# Proof of F=ma from second law of newton

1. Feb 16, 2010

### hasanhabibul

from the second law of newton we know... applied force is proportional to the change of momentum...that means F= k( mv-mu) where k is constant .....from here now proof F=ma

2. Feb 16, 2010

### Stonebridge

The second law doesn't say that. Look at it again.
You need to start with the correct equation before you can prove F=ma

3. Feb 16, 2010

### saunderson

I think i can help you, but with my own labelling ;)

$$F \sim m \cdot \frac{v^\prime - v}{\delta t}$$​

$$v^\prime$$ is the speed after a short time interval $$\delta t$$ related to the instant of time $$t$$. So the equation above can be written in a more descriptive way

$$\delta t \, F \sim m \cdot \Bigl( v(t+\delta t) - v(t) \Bigr)$$​

if the time interval $$\delta t$$ is very small, we can approximate $$v(t+\delta t)$$ according to Taylor (keyword Taylor expansion).

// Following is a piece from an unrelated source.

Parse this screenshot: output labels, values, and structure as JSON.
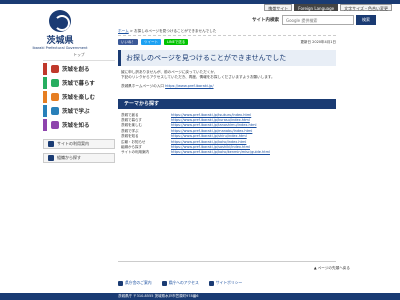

$$v^\prime = v(t + \delta t) \approx v(t) + \dot v(t) \, \cdot \, \delta t + \mathcal{O}\bigl((\delta t)^2 \bigr)$$​

putting it in the initial equation that yields

$$\delta t \, F \sim m \cdot \Bigl( ~ \bigl( v(t) + \dot v(t) \, \cdot \, \delta t \bigr) ~ - v(t) \bigr) = m \, \cdot \, \dot v(t) \, \delta t$$​

Here you see, that the time interval $$\delta t$$ must be very small, otherwise the first term of the Taylor series isn't a good approximation any longer.